Sr. Director, Product Research, Epicor Software

Software Architecture

This blog is not associated with my employer.

Thursday, September 13, 2007

REST by way of SOAP

It’s OK to love REST (as I do), but I try to not let it blind me completely from WS-*. As I’ve often said, choosing REST – or any resource-oriented architecture – means you’ve decided to adopt a uniform interface. That does not necessarily mean dropping WS-*. Unfortunately, SOAP 1.0 emphasized an RPC programming model even though a pure message-based model was included as well. SOAP v1.2 sort-of/kind-of attempted to make amends:

Some early uses of [SOAP 1.1] emphasized the use of this pattern as means for conveying remote procedure calls (RPC), but it is important to note that not all SOAP request-response exchanges can or need to be modelled [SIC] as RPCs.

So, SOAP from the beginning identified two payload models: the Document model indicated that the payload is simply a message.
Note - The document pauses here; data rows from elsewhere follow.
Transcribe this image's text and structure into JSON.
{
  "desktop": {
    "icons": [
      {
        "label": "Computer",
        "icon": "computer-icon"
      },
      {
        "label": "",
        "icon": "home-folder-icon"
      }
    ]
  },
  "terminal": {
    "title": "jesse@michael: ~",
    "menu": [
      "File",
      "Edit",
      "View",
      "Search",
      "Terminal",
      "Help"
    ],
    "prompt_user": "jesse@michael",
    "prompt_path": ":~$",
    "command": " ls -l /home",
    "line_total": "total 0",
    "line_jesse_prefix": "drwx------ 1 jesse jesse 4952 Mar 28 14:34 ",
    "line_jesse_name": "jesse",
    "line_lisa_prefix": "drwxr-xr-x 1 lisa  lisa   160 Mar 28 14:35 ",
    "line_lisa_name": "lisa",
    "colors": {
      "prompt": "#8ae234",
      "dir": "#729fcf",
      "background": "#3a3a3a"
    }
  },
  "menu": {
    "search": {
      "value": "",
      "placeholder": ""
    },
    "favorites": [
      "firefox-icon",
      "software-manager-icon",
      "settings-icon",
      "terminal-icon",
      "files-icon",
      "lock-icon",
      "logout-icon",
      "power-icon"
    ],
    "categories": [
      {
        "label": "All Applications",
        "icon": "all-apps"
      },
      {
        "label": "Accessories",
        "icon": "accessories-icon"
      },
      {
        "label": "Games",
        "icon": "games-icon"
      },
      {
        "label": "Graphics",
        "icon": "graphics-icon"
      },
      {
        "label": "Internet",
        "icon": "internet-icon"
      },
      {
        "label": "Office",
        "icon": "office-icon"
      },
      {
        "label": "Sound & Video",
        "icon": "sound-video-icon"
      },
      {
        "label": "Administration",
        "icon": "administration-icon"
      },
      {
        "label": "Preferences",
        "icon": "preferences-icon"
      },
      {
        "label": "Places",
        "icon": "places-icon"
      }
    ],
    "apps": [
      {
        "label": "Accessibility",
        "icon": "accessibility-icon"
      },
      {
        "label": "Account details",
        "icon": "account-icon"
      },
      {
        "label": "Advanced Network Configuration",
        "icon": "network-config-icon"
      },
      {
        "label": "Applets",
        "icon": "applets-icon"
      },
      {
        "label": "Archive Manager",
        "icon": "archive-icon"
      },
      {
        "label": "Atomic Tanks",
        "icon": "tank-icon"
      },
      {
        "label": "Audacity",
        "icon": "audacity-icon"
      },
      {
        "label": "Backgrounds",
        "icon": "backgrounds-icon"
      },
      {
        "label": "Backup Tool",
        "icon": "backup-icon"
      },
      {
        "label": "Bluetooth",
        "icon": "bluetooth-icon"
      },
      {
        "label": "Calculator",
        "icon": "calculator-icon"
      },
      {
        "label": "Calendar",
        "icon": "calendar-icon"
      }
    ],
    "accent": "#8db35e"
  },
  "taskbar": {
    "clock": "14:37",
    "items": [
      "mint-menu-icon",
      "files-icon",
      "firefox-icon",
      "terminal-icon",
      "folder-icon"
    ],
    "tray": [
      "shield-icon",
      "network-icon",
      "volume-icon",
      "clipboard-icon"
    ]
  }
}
The RPC model meant that elements within the payload should be mapped to functions and parameters.

SOAP also included a basic type system – SOAP Encoding – to help implementers know how to serialize objects defined – as Don Box might put it – in languages that use dots. It had a rather short life because the W3C was about to deliver XML Schema and having 2 type systems in SOAP wasn’t going to be helpful. For some reason, using XML Schema to define a message format was called Literal.

So, SOAP messages could be considered RPC-Encoded, RPC-Literal, Document-Encoded, or Document-Literal.
The WS-I Basic Profile working group unanimously banned Document-Encoded and RPC-Encoded because they were obsolete, leaving *-Literal in play.

But what people generally don’t know is that some members including Microsoft and IBM argued hard to go farther and eliminate RPC-Literal as well. Tim Ewald had said “the message is the task” meaning a payload identified with a namespace URI is all you need to dispatch a call. But others (like JAX-RPC users) argued that keeping RPC and was critical for the adoption of web services.

In an attempt to mollify the RPC advocates, Tim, Don Box, and Keith Ballenger went so far as to write up a spec for mapping object graphs to an XML tree so implementers could align their type builders and serializers using a common interpretation of a message schema. The idea was to standardize an object-graph to XML conversion and include it with the WS-I Basic Profile.

For bureaucratic reasons, the WS-I couldn’t publish it (but you can find it:
USPTO Application 20040239674). BTW, think about how useful that (now patent-pending) spec would be today in standardizing JSON/XML conversions. It might have also helped out these guys [W3C XML Schema Patterns for Data Binding].

So, the SOAP Document/Literal approach was an early favorite approach to web services – and its closer to REST than many realize. It standardized on GET and POST, which certainly aligns with my thinking. The URL for a GET can easily be cast as a straight resource fetch. The URL for a POST is generally cast as a “processing endpoint”, which reflects real-world thinking, IMO (you never really PUT what you GET). That leaves dispatching – invoking the right code when a message is received.

Both REST and WS-* users can tell you it’s difficult to rely only on the value of a URL path to determine how to process a message. Sooner or later, you have to look at the payload. The original SOAP mechanism involved an HTTPHeader called SOAPAction, which was a hint instructing the application about how to process the message. Many REST implementations use the content-type HTTP header in exactly the same way (which technically violates the HTTP 1.1 spec, BTW).


Using an HTTP header value to indicate what your payload is makes some sense if your payload can be anything in any format. But if your payload is XML (or a well-formed JSON array), then why not dispatch the call based solely on the (qualified) name of the root element? The only real difference between SOAP and REST here is that SOAP has an envelope construct and your data goes inside an element called “body”. If it’s a non-SOAP call, don’t use an envelope – it’s OK.

What about the WSDL? Don’t use one unless you have the need to build RPC-oriented proxies for your service. All you really need is a schema for the message format and away you go. If your endpoint is HTTP (if you’re looking at REST, when is it not?), you don’t even need a proxy built for you at all – another reason REST is getting popular.


In my REST work, I’m keeping an eye out to avoid straying too far from the bits of WS-* that might come in hand sooner rather than later. Security is my biggest worry. I don’t want to architect around the notion that transport level security is all I can have. I might need to sign that XML and encrypt bits of it anyway. I might, someday, actually come across an intermediary processor. Maybe that header element can be useful.

Most of WS-* is now beyond my comprehension and I don’t see ever using major parts of the stack because the toolkits won’t support resource-orientation to the degree I need. But HTTP, SOAP, the WS-I Basic Profile, and XML Schema can be useful even in completely RESTful projects. If you want.